Elon Musk launched a bid to buy OpenAI. OpenAI’s board has rejected Elon Musk’s offer to buy the company, with Chairman Bret Taylor quoted on Twitter:
OpenAI is not for sale, and the board has unanimously rejected Mr. Musk's latest attempt to disrupt his competition. Any potential reorganization of OpenAI will strengthen our nonprofit and its mission to ensure AGI benefits all of humanity.
—Bret Taylor, Chair, on behalf of the OpenAI Board of Directors
This is despite OpenAI seemingly actually being for sale, with the OpenAI LLC planning to buy control from the nonprofit. Garrison Lovely suggests that Musk’s bid could increase the price that the OpenAI LLC has to pay.
The AI Action Summit was held in Paris. The joint statement didn’t propose any action to address AI risks. The US and the UK didn’t sign it. The UK said that the statement was not sufficiently strong on national security and global governance issues, while the US disliked the emphasis on 'inclusivity' (and also successfully pushed for any mention of existential risk to not be included). US VP JD Vance gave a speech in which he said he wanted to prioritize growth over safety, although he did say that AI “will never replace human beings”, and seemed to be under the impression that AI will be good for American jobs.
A leaked draft of the statement was panned by AI experts:
Herbie Bradley, a former employee of the UK AI Safety Institute, said that the draft “says effectively nothing except for platitudes”, noting that “it doesn't contain anything concrete around either technical AI research or government testing of AI systems”.

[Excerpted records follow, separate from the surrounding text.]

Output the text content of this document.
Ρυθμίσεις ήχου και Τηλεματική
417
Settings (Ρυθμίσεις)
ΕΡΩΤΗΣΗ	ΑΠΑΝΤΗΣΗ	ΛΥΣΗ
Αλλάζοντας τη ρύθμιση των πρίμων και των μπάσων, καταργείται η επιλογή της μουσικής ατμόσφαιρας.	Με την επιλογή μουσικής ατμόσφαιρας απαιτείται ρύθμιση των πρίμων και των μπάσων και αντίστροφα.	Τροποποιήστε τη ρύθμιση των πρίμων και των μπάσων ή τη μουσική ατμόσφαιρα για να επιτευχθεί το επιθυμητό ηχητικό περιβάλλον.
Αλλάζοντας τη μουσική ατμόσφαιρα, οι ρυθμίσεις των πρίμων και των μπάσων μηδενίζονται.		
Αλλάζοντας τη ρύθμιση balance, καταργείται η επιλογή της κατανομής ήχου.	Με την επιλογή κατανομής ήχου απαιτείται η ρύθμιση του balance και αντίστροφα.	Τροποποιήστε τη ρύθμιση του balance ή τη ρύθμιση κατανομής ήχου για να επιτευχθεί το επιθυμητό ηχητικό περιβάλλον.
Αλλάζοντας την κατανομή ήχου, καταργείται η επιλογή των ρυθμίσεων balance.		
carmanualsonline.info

Researchers found that as AIs get smarter they develop their own coherent value systems, and become less corrigible. They also found that they value the lives of people from different countries significantly differently.

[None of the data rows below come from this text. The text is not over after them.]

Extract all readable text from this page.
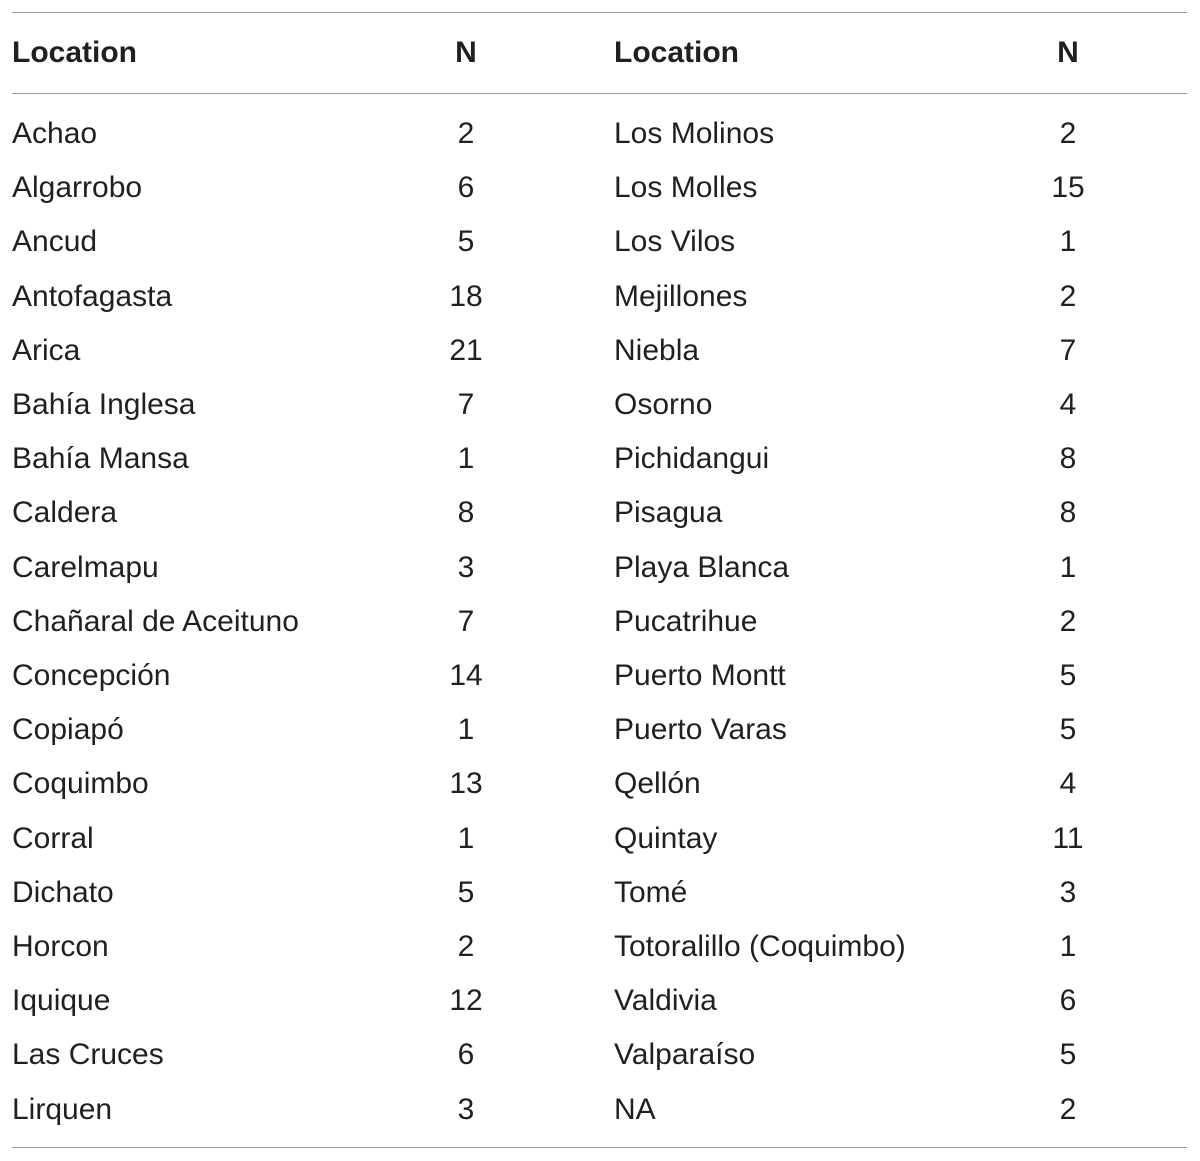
Location	N	Location	N
Achao	2	Los Molinos	2
Algarrobo	6	Los Molles	15
Ancud	5	Los Vilos	1
Antofagasta	18	Mejillones	2
Arica	21	Niebla	7
Bahía Inglesa	7	Osorno	4
Bahía Mansa	1	Pichidangui	8
Caldera	8	Pisagua	8
Carelmapu	3	Playa Blanca	1
Chañaral de Aceituno	7	Pucatrihue	2
Concepción	14	Puerto Montt	5
Copiapó	1	Puerto Varas	5
Coquimbo	13	Qellón	4
Corral	1	Quintay	11
Dichato	5	Tomé	3
Horcon	2	Totoralillo (Coquimbo)	1
Iquique	12	Valdivia	6
Las Cruces	6	Valparaíso	5
Lirquen	3	NA	2
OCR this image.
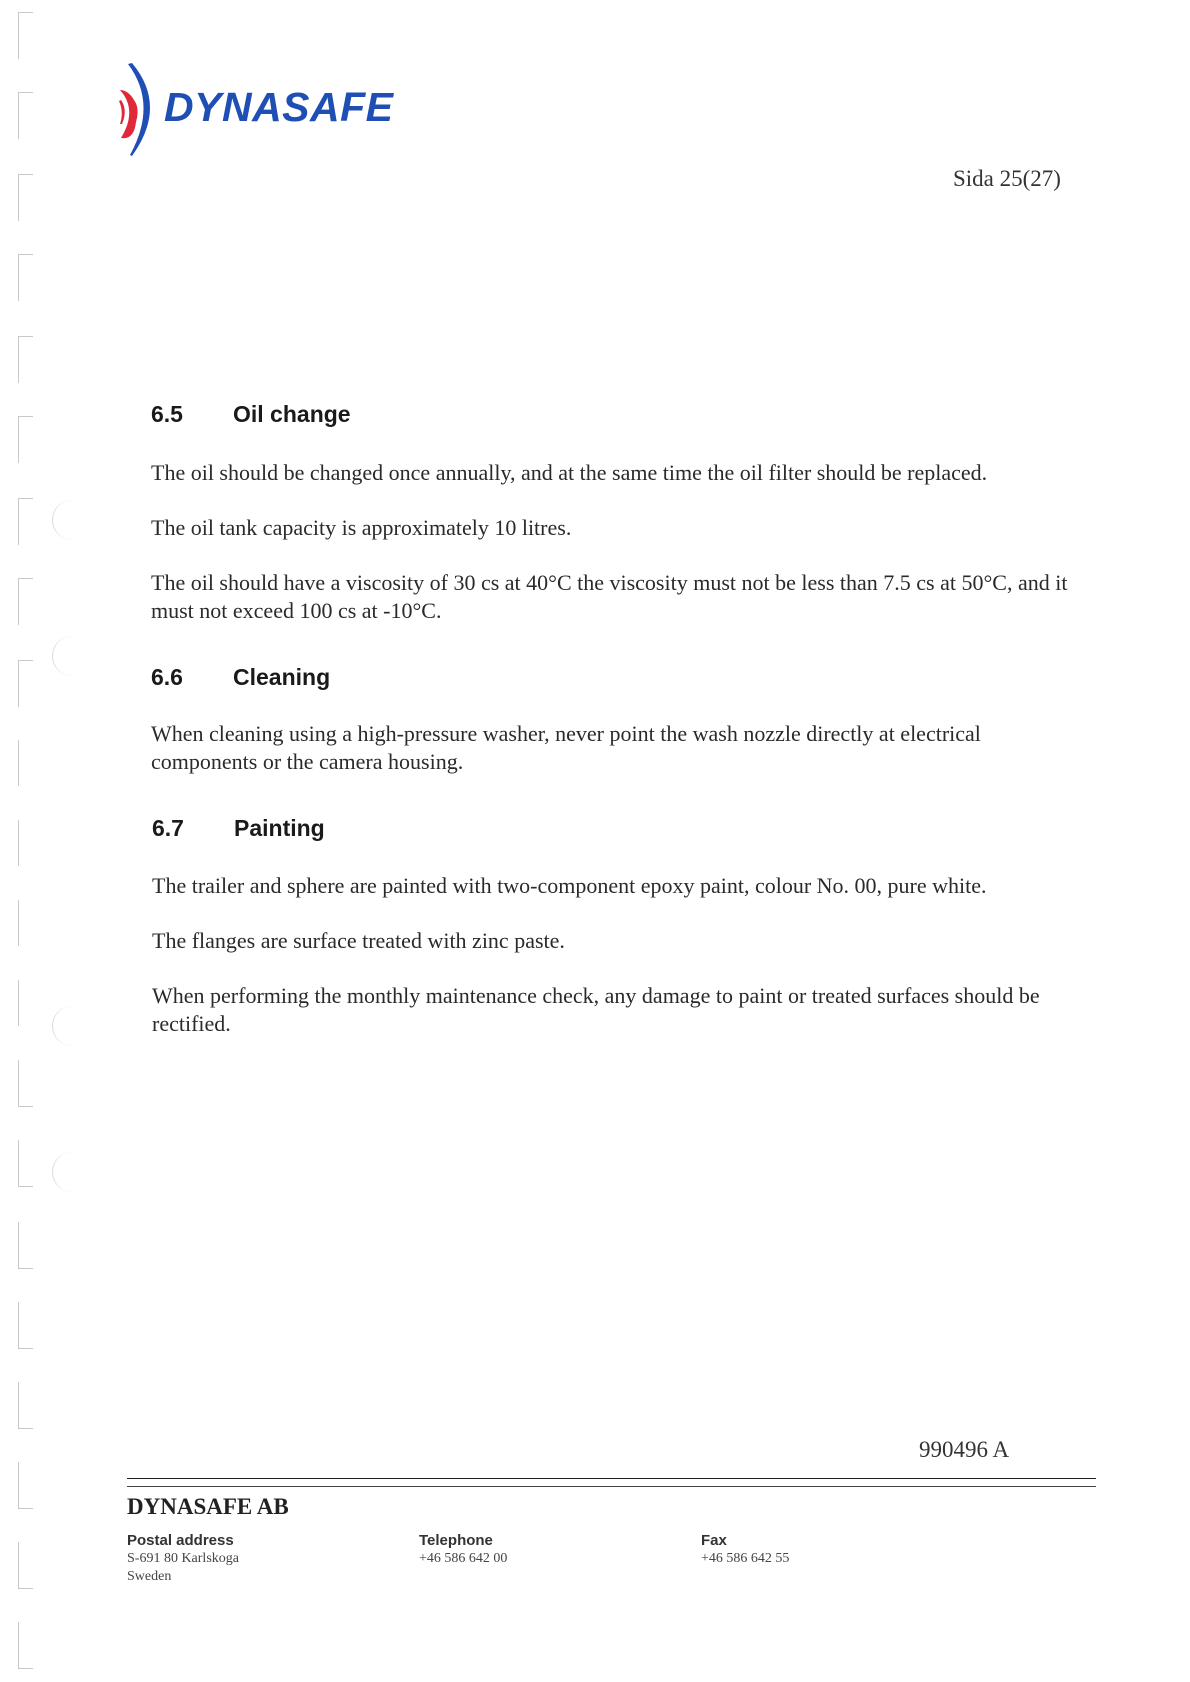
DYNASAFE
Sida 25(27)
6.5 Oil change

The oil should be changed once annually, and at the same time the oil filter should be replaced.

The oil tank capacity is approximately 10 litres.

The oil should have a viscosity of 30 cs at 40°C the viscosity must not be less than 7.5 cs at 50°C, and it must not exceed 100 cs at -10°C.

6.6 Cleaning

When cleaning using a high-pressure washer, never point the wash nozzle directly at electrical components or the camera housing.

6.7 Painting

The trailer and sphere are painted with two-component epoxy paint, colour No. 00, pure white.

The flanges are surface treated with zinc paste.

When performing the monthly maintenance check, any damage to paint or treated surfaces should be rectified.

990496 A
DYNASAFE AB
Postal address
S-691 80 Karlskoga
Sweden
Telephone
+46 586 642 00
Fax
+46 586 642 55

OpenAI will design its first custom chip this year.
EU Commision president Ursula von der Leyen has said the EU will invest an additional 50 billion euros in AI. In France, President Macron has announced a plan to invest €109b in AI.
The UK AI Safety Institute rebranded to the AI Security Institute.
A UK study suggests AI-generated content may raise the risk of more bank runs.
South Korea’s spy agency (NIS) says DeepSeek excessively collects personal information.
> Our forecasters gave an aggregate of 13% (range 2.5% to 30%) to Russia invading at least one of the Baltic States by 2030.
> On whether Ukraine will join the EU by 2030, forecasters gave a 10% (range: 5% to 25%)
Fairly surprised by how high both of those are, would be interested in learning more here.
1) Even with a weakened NATO, it seems that attacking a Baltic State would ~guarantee European countries entering the war?
2) And joining the EU spontaneously seems to require a miracle (AI?) in reconstruction, besides of course the war ending and regaining full control over claimed territory.
"The CFPB’s purvey has been described as..."
I believe you meant the noun "purview". "Purvey" is a verb with an unrelated meaning.